From February 22-27: A week and its perspective at the Seoul Museum of Art.
Monday 22 February 2010.
It was meant to be just a one-night recollection of the Warhol that two out of five of the world’s citizens know and are now blasé about. But Monday night is the museum’s closed night. In the review from the local English dailies and Korean blog land they all mentioned Warhol’s, “In the future everyone will be world famous for fifteen minutes,” but left out that the Seoul Museum of Art (SeMA) and his show are closed on Mondays. I thank the stone heads, for the inspiration to do this week long pop-culture penance came while walking around the Gyeonghuigung Palace/ City Hall area where a certain enlightenment comes when knowing that this is the most urban area of Seoul and a deft realization quickly follows: better to keep coming back to check out soup cans and celebrities because anything is better than going down the street to see Nanta!
Besides, the cacophony of the primordial world is repeated in Seoul and also best to be caught live away from an expensive tourist trap in a kitchen and on the cheap: in the subway station. The green and red wire lights run under the walking paths around SeMA and then guide to the cloisters of Gyeonghuigung where everything is set in motion at Line 1 City Hall station exit 12. In the rush hour scurry back to where I know what’s open or closed on a Monday, I only count seven careless invasions of my body space public. I take it in an I’m-Ok-you’re-Ok stride because the very low strung commuter indifference of the locals is easily matched by me sitting in the stainless steel rows at the end of the cars. These are of course reserved spaces for: draft dodgers, Bronx residents, dyslexics, albinos, gunshot vics, Catholics, mannequins, Velvet Underground supporters, nose pickers, hypochondriacs and for of course those cast with the true stigma of decadence for his and our times: the too swish and the childless. And of course we get it by now: Andy Warhol unequivocally fit into every one of these categories himself! And one more thing, he was born August 06, 1928 in Pittsburgh and died on this same day, February 22, 1987 in NYC. And on that same day, the Vatican issued Donum Vitae, Instruction on Respect for Human Life in Its Origin. A church doctrine opposing in vitro fertilization and for the current matter: cloning. Warhol: a real piece of work and one of a kind.
Tuesday 23 February 2010
SeMA is open, not crowded and not hassling me about handing over the press pass. A 10,000 won extra banana money without once having to say to them, “Can I getta, can I getta, can I getta?” Through the theme-park-famous Campbell’s’ soup can and into Warhol’s looking glass everyone enters.

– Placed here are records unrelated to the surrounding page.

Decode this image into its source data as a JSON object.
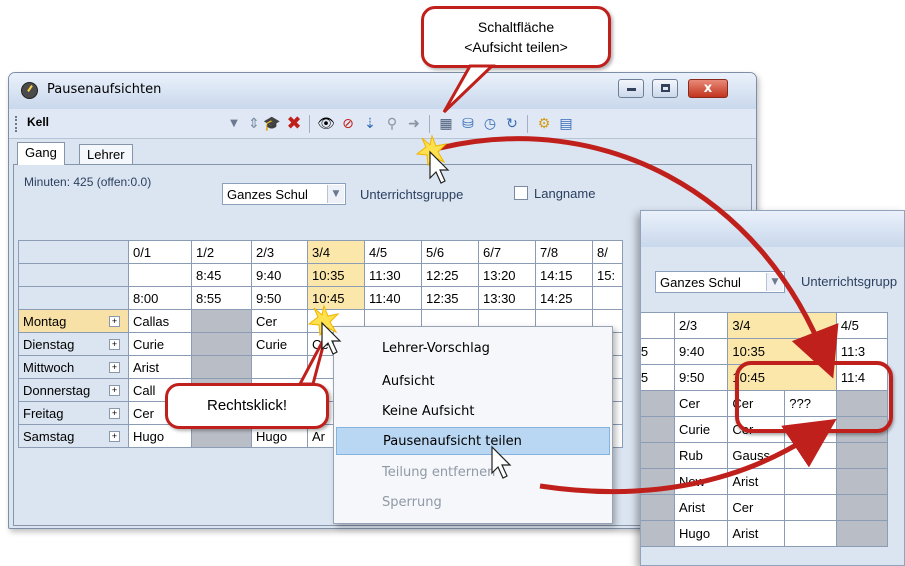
{
  "window": {
    "title": "Pausenaufsichten",
    "toolbar_select": "Kell",
    "caption_close": "x"
  },
  "toolbar_icons": [
    "hat-icon",
    "delete-icon",
    "eye-icon",
    "eye-off-icon",
    "split-supervision-icon",
    "supervisor-icon",
    "arrow-icon",
    "calculator-icon",
    "tree-icon",
    "clock-icon",
    "refresh-icon",
    "settings-icon",
    "print-preview-icon"
  ],
  "tabs": [
    {
      "label": "Gang",
      "active": true
    },
    {
      "label": "Lehrer",
      "active": false
    }
  ],
  "filter": {
    "minutes": "Minuten: 425 (offen:0.0)",
    "scope_select": "Ganzes Schul",
    "group_label": "Unterrichtsgruppe",
    "longname_label": "Langname"
  },
  "grid": {
    "periods": [
      "0/1",
      "1/2",
      "2/3",
      "3/4",
      "4/5",
      "5/6",
      "6/7",
      "7/8",
      "8/"
    ],
    "end_times": [
      "",
      "8:45",
      "9:40",
      "10:35",
      "11:30",
      "12:25",
      "13:20",
      "14:15",
      "15:"
    ],
    "start_times": [
      "8:00",
      "8:55",
      "9:50",
      "10:45",
      "11:40",
      "12:35",
      "13:30",
      "14:25",
      ""
    ],
    "rows": [
      {
        "day": "Montag",
        "cells": [
          "Callas",
          "",
          "Cer",
          "",
          "",
          "",
          "",
          "",
          ""
        ]
      },
      {
        "day": "Dienstag",
        "cells": [
          "Curie",
          "",
          "Curie",
          "Ce",
          "",
          "",
          "",
          "",
          ""
        ]
      },
      {
        "day": "Mittwoch",
        "cells": [
          "Arist",
          "",
          "",
          "",
          "",
          "",
          "",
          "",
          ""
        ]
      },
      {
        "day": "Donnerstag",
        "cells": [
          "Call",
          "",
          "",
          "",
          "",
          "",
          "",
          "",
          ""
        ]
      },
      {
        "day": "Freitag",
        "cells": [
          "Cer",
          "",
          "Arist",
          "Ce",
          "",
          "",
          "",
          "",
          ""
        ]
      },
      {
        "day": "Samstag",
        "cells": [
          "Hugo",
          "",
          "Hugo",
          "Ar",
          "",
          "",
          "",
          "",
          ""
        ]
      }
    ]
  },
  "context_menu": {
    "items": [
      {
        "label": "Lehrer-Vorschlag",
        "state": "normal"
      },
      {
        "label": "Aufsicht",
        "state": "normal"
      },
      {
        "label": "Keine Aufsicht",
        "state": "normal"
      },
      {
        "label": "Pausenaufsicht teilen",
        "state": "active"
      },
      {
        "label": "Teilung entfernen",
        "state": "disabled"
      },
      {
        "label": "Sperrung",
        "state": "disabled"
      }
    ]
  },
  "callouts": {
    "button_line1": "Schaltfläche",
    "button_line2": "<Aufsicht teilen>",
    "right_click": "Rechtsklick!"
  },
  "zoom": {
    "scope_select": "Ganzes Schul",
    "group_label": "Unterrichtsgrupp",
    "periods": [
      "/2",
      "2/3",
      "3/4",
      "",
      "4/5"
    ],
    "end_times": [
      ":45",
      "9:40",
      "10:35",
      "",
      "11:3"
    ],
    "start_times": [
      ":55",
      "9:50",
      "10:45",
      "",
      "11:4"
    ],
    "rows": [
      [
        "",
        "Cer",
        "Cer",
        "???",
        ""
      ],
      [
        "",
        "Curie",
        "Cer",
        "",
        ""
      ],
      [
        "",
        "Rub",
        "Gauss",
        "",
        ""
      ],
      [
        "",
        "New",
        "Arist",
        "",
        ""
      ],
      [
        "",
        "Arist",
        "Cer",
        "",
        ""
      ],
      [
        "",
        "Hugo",
        "Arist",
        "",
        ""
      ]
    ]
  },
  "colors": {
    "accent_red": "#c0201c",
    "highlight_yellow": "#fbe7a9",
    "menu_active": "#b9d6f3"
  }
}
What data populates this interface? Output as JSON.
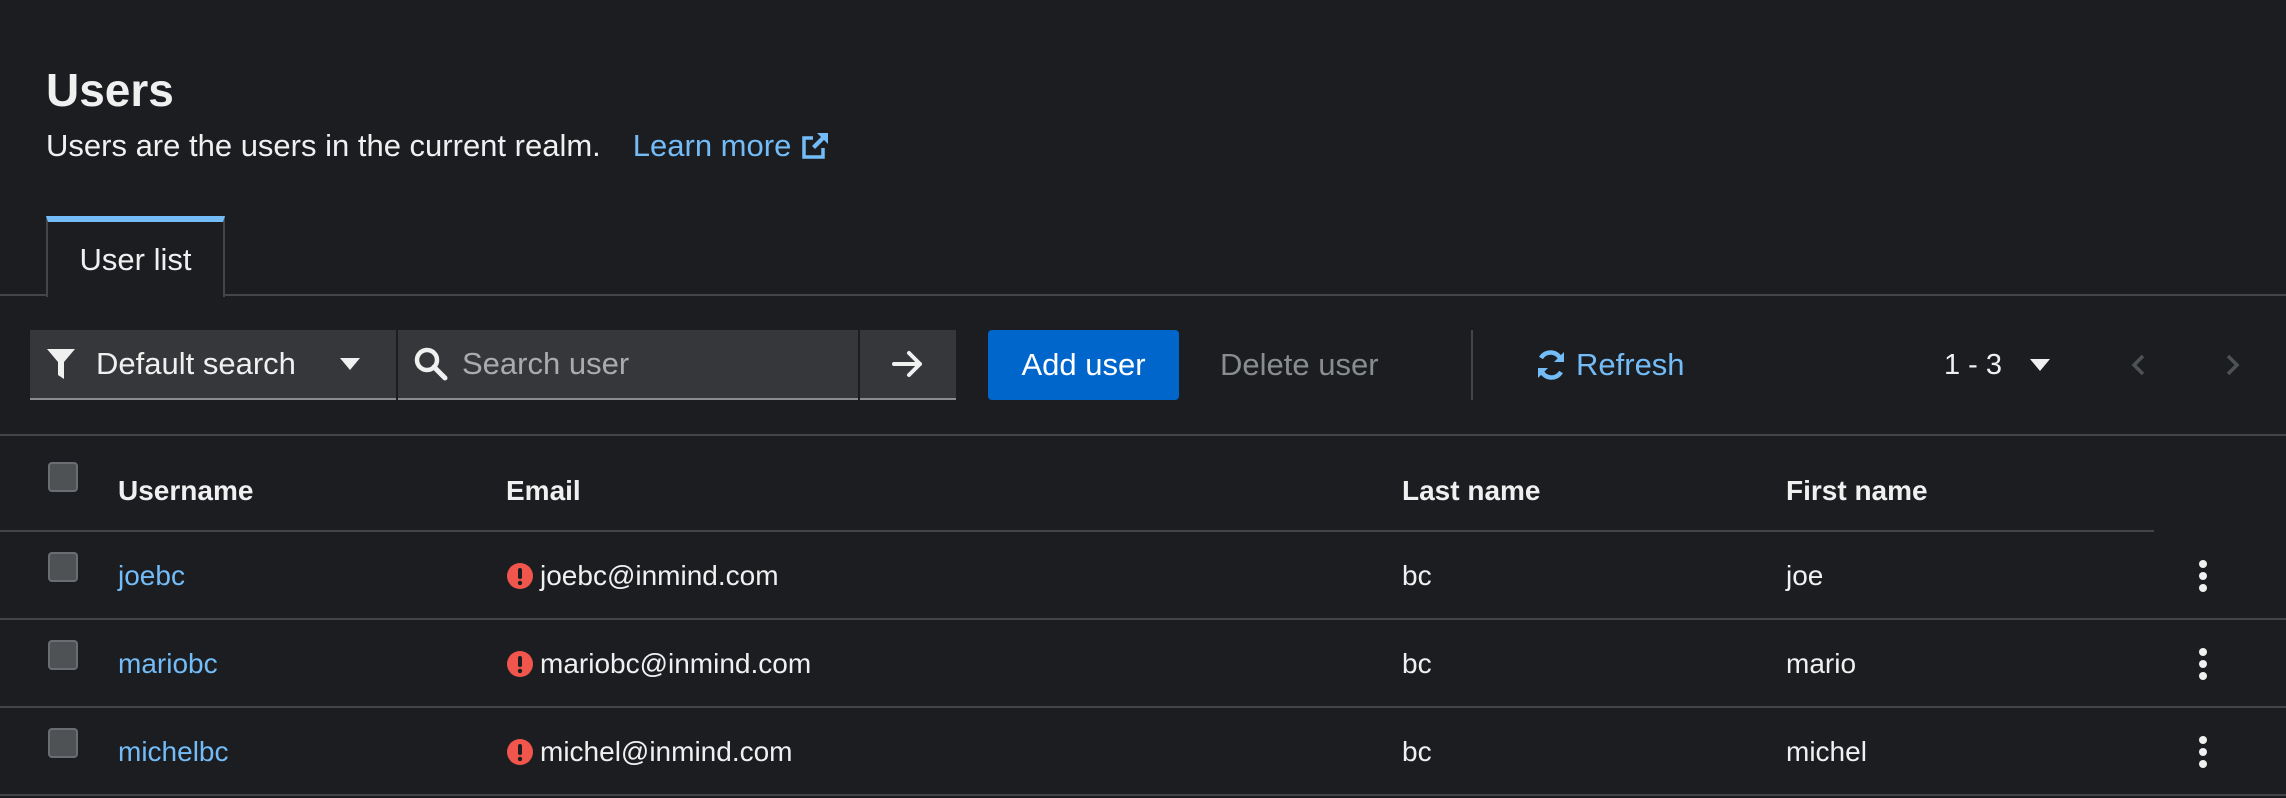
{
  "header": {
    "title": "Users",
    "subtitle": "Users are the users in the current realm.",
    "learn_more": "Learn more"
  },
  "tabs": [
    {
      "label": "User list",
      "active": true
    }
  ],
  "toolbar": {
    "filter_label": "Default search",
    "search_placeholder": "Search user",
    "add_user": "Add user",
    "delete_user": "Delete user",
    "refresh": "Refresh",
    "pagination": "1 - 3"
  },
  "table": {
    "columns": [
      "Username",
      "Email",
      "Last name",
      "First name"
    ],
    "rows": [
      {
        "username": "joebc",
        "email": "joebc@inmind.com",
        "email_warning": true,
        "last_name": "bc",
        "first_name": "joe"
      },
      {
        "username": "mariobc",
        "email": "mariobc@inmind.com",
        "email_warning": true,
        "last_name": "bc",
        "first_name": "mario"
      },
      {
        "username": "michelbc",
        "email": "michel@inmind.com",
        "email_warning": true,
        "last_name": "bc",
        "first_name": "michel"
      }
    ]
  },
  "colors": {
    "background": "#1b1d21",
    "link": "#73bcf7",
    "primary_button": "#0066cc",
    "warning_icon": "#f0564b",
    "border": "#444548"
  },
  "icons": {
    "learn_more": "external-link-icon",
    "filter": "filter-icon",
    "search": "search-icon",
    "go": "arrow-right-icon",
    "refresh": "refresh-icon",
    "warning": "exclamation-circle-icon",
    "row_actions": "kebab-icon"
  }
}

The phrase the loudest one entering the room becomes the weakest one in the room doesn’t fly over here. Fifty feet above the ground floor and approaching Warhol’s, Yellow Banana, Korean women unironically and unapologetically are exchanging cameras and scrambling around the banana. It’s become common behavior not giving any still moments a chance; better instead to make any possible connection to the trendy then let fly into a session of machine gun photography. Annoying behavior at a museum really and anything other than cool bananas.
Turning right into the first viewing room, “Marilyn” is waiting but offers no relief. The conspicuous museum guards are slopping their shoes on the floor and with uncontrollably beastly laughter (practiced at and then canned for occasions like this) are not even unwilling contributors to the show but willing disturbers. Compare to this link: Hoping to Graduate From Guards to Gauguins.

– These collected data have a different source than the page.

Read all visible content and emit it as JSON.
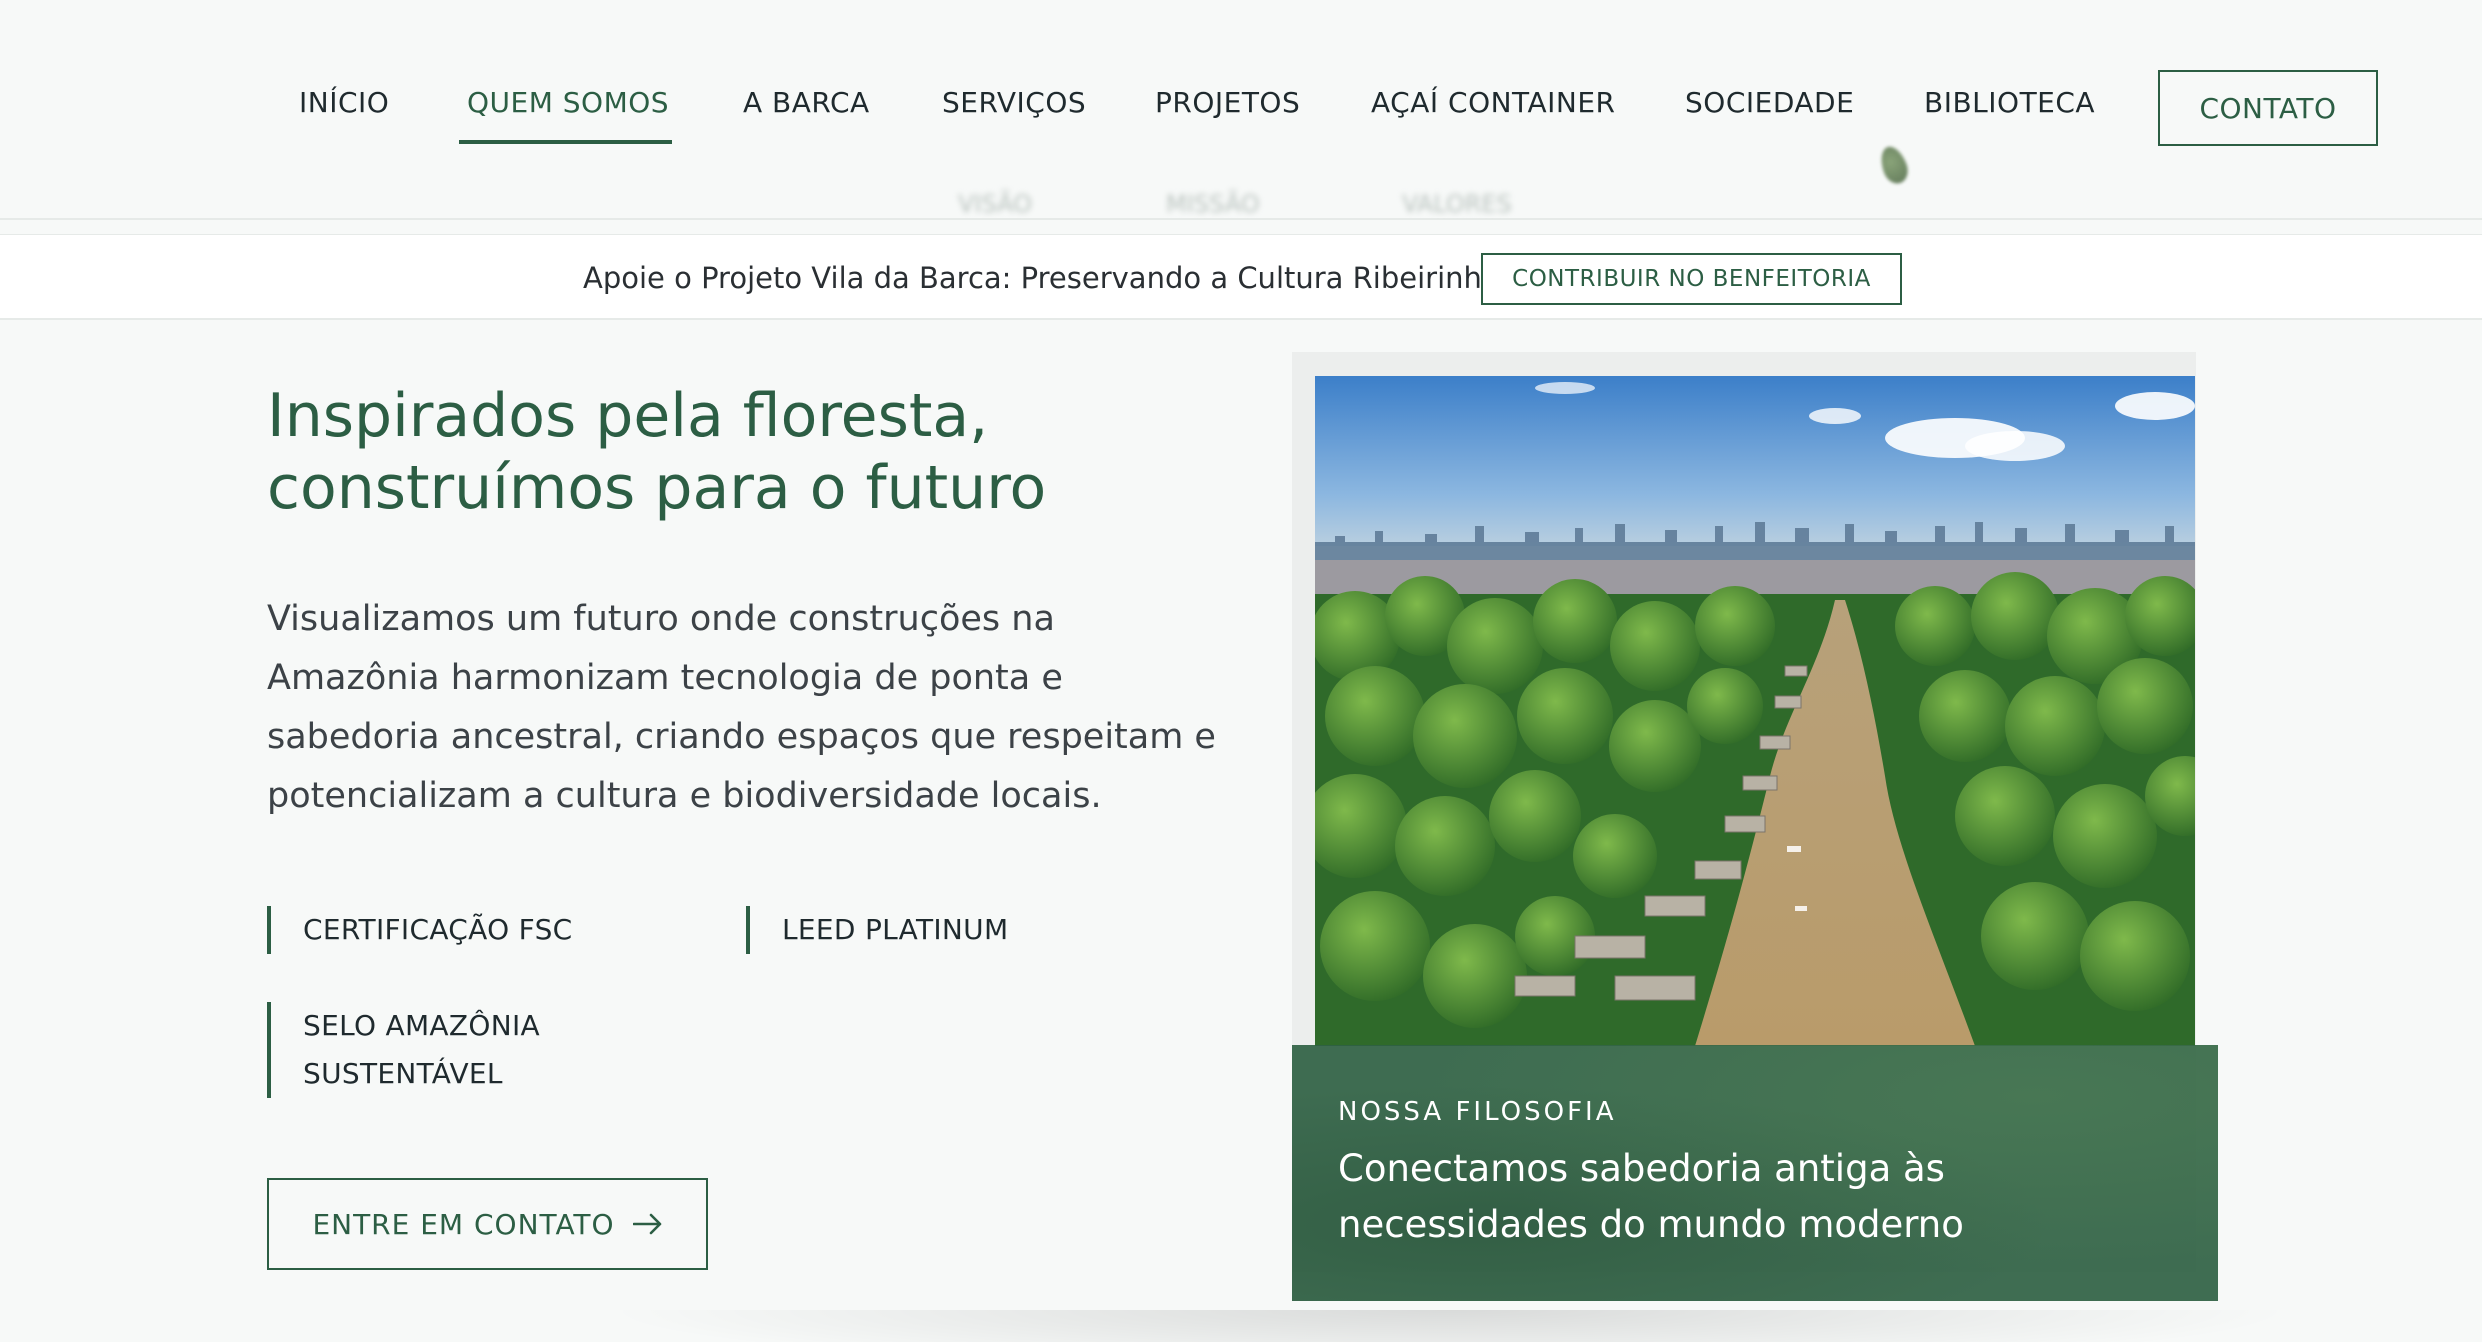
{
  "nav": {
    "items": [
      {
        "label": "INÍCIO"
      },
      {
        "label": "QUEM SOMOS"
      },
      {
        "label": "A BARCA"
      },
      {
        "label": "SERVIÇOS"
      },
      {
        "label": "PROJETOS"
      },
      {
        "label": "AÇAÍ CONTAINER"
      },
      {
        "label": "SOCIEDADE"
      },
      {
        "label": "BIBLIOTECA"
      }
    ],
    "active_label": "QUEM SOMOS",
    "contact_label": "CONTATO",
    "subnav": [
      "VISÃO",
      "MISSÃO",
      "VALORES"
    ]
  },
  "announcement": {
    "text": "Apoie o Projeto Vila da Barca: Preservando a Cultura Ribeirinha",
    "button_label": "CONTRIBUIR NO BENFEITORIA"
  },
  "hero": {
    "title_lines": [
      "Inspirados pela floresta,",
      "construímos para o futuro"
    ],
    "description_lines": [
      "Visualizamos um futuro onde construções na",
      "Amazônia harmonizam tecnologia de ponta e",
      "sabedoria ancestral, criando espaços que respeitam e",
      "potencializam a cultura e biodiversidade locais."
    ],
    "certifications": [
      {
        "lines": [
          "CERTIFICAÇÃO FSC"
        ]
      },
      {
        "lines": [
          "LEED PLATINUM"
        ]
      },
      {
        "lines": [
          "SELO AMAZÔNIA",
          "SUSTENTÁVEL"
        ]
      }
    ],
    "cta_label": "ENTRE EM CONTATO",
    "cta_icon": "arrow-right-icon"
  },
  "feature": {
    "image": "aerial-river-village-photo",
    "eyebrow": "NOSSA FILOSOFIA",
    "text_lines": [
      "Conectamos sabedoria antiga às",
      "necessidades do mundo moderno"
    ]
  },
  "colors": {
    "brand_green": "#2c5e44",
    "caption_bg": "#2f6143",
    "page_bg": "#f7f9f8"
  }
}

And there is a good chance that Warhol’s style of superimposing garish strokes of color over face portraits and peeling labels off soup cans disturbs the male-totem guards much more than it does the about 80% female audience I watched watching Warhol. In effect as Warhol was busy with the near-autistic color manipulation of “Marilyn” 1967 and “Flowers” 1970 what he really wanted and was madly successful at doing was exploding commonly held images of beauty or function and turning them into a same nothingness.

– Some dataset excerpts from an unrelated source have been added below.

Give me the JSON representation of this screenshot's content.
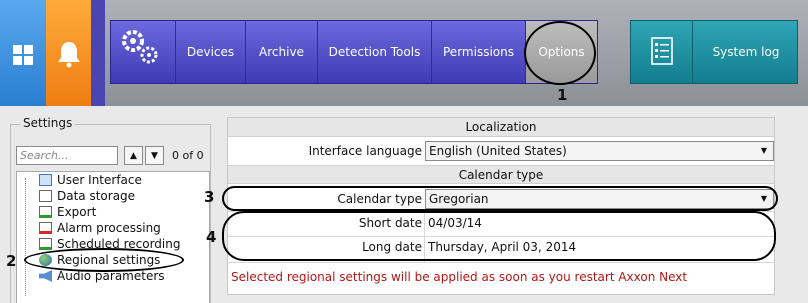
{
  "topbar": {
    "nav_items": [
      "Devices",
      "Archive",
      "Detection Tools",
      "Permissions",
      "Options"
    ],
    "system_log": "System log"
  },
  "settings": {
    "title": "Settings",
    "search_placeholder": "Search...",
    "counter": "0 of 0",
    "tree_items": [
      "User Interface",
      "Data storage",
      "Export",
      "Alarm processing",
      "Scheduled recording",
      "Regional settings",
      "Audio parameters"
    ],
    "selected_item": "Regional settings"
  },
  "localization": {
    "header": "Localization",
    "interface_language_label": "Interface language",
    "interface_language_value": "English (United States)"
  },
  "calendar": {
    "header": "Calendar type",
    "calendar_type_label": "Calendar type",
    "calendar_type_value": "Gregorian",
    "short_date_label": "Short date",
    "short_date_value": "04/03/14",
    "long_date_label": "Long date",
    "long_date_value": "Thursday, April 03, 2014"
  },
  "notice": "Selected regional settings will be applied as soon as you restart Axxon Next",
  "annotations": [
    "1",
    "2",
    "3",
    "4"
  ],
  "colors": {
    "nav": "#4c49c4",
    "options_selected": "#a8a8a8",
    "syslog": "#1e8e9f",
    "notice": "#b21818"
  }
}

It was the American 1950’s he grew up in. The 50’s with all its handsome synchronization of God and Family and Country. It was something Warhol had paid too much attention to and was going to find a way to break it all down. As you line up your vision to the far wall and the soup cans you see the museum security guards have in their own way the same idea to break it up. Break up the soft concentration of viewers paying too much attention to the imperfect soup cans and coke bottles on the walls and not at all enough attention to how rice-skinny they are and will stay. I am not the first one to remark that Korean males need their mommies. And as they keep making noise at the Warhol show it all becomes noticeable how the 1950s were taken away back there and what 2010 East Asia is still maintaining: “I am here mommy pay attention to me, I don’t look silly. I am not strange like the pictures on the wall. Who would make pop stars with strange colors? I am here mommy.”